I was looking at this matplotlib scatter plot example: https://matplotlib.org/examples/shapes_and_collections/scatter_demo.html
"""
Simple demo of a scatter plot.
"""
import numpy as np
import matplotlib.pyplot as plt
N = 50
x = np.random.rand(N)
y = np.random.rand(N)
colors = np.random.rand(N)
area = np.pi * (15 * np.random.rand(N))**2 # 0 to 15 point radii
plt.scatter(x, y, s=area, c=colors, alpha=0.5)
plt.show()
I tried to accomplish the same in Bokeh by leveraging matplotlib:
import numpy as np
import matplotlib.pyplot as plt
from bokeh.plotting import output_file, show
from bokeh import mpl
N = 50
x = np.random.rand(N)
y = np.random.rand(N)
colors = np.random.rand(N)
area = np.pi * (15 * np.random.rand(N))**2 # 0 to 15 point radii
plt.scatter(x, y, s=area, c=colors, alpha=0.5)

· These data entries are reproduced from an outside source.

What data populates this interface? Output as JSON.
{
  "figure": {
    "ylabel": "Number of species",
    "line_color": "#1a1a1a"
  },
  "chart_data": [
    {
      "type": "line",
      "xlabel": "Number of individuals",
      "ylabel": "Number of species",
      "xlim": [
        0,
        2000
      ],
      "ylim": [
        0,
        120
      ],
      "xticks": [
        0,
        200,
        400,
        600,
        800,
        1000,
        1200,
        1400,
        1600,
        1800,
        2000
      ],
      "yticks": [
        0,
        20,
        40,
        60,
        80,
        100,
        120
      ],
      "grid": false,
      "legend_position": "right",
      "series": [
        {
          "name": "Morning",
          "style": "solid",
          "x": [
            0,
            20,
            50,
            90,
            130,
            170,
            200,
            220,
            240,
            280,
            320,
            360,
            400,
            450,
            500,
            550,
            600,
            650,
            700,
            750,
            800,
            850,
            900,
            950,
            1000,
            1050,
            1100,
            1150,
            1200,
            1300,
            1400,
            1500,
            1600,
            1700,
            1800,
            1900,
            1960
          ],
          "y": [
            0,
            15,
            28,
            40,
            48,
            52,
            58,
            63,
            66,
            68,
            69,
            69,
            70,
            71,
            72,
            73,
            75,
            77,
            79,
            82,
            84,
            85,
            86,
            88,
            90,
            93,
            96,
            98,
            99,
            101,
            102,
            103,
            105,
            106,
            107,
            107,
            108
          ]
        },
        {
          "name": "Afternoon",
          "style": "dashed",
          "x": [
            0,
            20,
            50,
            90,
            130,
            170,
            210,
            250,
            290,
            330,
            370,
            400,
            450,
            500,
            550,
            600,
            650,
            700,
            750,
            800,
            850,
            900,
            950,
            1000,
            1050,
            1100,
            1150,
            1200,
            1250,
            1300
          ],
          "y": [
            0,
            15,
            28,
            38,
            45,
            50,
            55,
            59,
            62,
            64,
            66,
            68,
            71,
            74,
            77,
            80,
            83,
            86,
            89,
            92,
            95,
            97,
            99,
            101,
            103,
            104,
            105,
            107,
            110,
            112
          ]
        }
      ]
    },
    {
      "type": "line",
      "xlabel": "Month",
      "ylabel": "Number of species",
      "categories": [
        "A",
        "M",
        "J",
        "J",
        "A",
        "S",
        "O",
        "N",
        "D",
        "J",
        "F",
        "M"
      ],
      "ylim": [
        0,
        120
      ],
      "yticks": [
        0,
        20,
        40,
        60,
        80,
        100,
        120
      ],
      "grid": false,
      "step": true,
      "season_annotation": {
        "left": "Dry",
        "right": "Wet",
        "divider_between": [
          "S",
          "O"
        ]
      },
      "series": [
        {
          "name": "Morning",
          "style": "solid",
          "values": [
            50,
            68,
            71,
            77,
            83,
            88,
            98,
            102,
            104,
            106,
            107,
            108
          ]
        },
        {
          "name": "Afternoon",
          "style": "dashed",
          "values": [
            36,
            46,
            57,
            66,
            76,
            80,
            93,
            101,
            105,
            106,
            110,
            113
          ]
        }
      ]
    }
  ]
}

output_file("scatter_demo.html")
show(mpl.to_bokeh())
How do I adjust the radii of the circles? I'm sure it can be accomplished with pure Bokeh, but I'm looking to do a more advanced plot with Bokeh, which relies on Matplotlib, so I'm looking to use show(mpl.to_bokeh())
. Thanks!
Also I'm getting this warning, when running the Bokeh script:
/Users/tc9/lib/python3.6/site-packages/bokeh/core/compat/bokeh_renderer.py:263: UserWarning: Path marker shapes currently not handled, defaulting to Circle
warnings.warn("Path marker shapes currently not handled, defaulting to Circle")
/Users/tc9/lib/python3.6/site-packages/matplotlib/artist.py:233: MatplotlibDeprecationWarning: get_axes has been deprecated in mpl 1.5, please use the
axes property. A removal date has not been set.
stacklevel=1)
EDIT: The equivalent Bokeh demo example of a scatter plot is here: http://docs.bokeh.org/en/latest/docs/gallery/color_scatter.html
I am compelled to advise you that as of Bokeh 0.12.5
(to be released later this week), Bokeh's MPL compat support is being wholly deprecated. It will be removed completely on the occasion of Bokeh 1.0 and will receive no updates in the intervening time (all examples and docs that relate to it are also removed).
It's possible that in the future a rigorous and standardized MPL JSON standard will enable a new separate project to provide this capability in a maintainable way.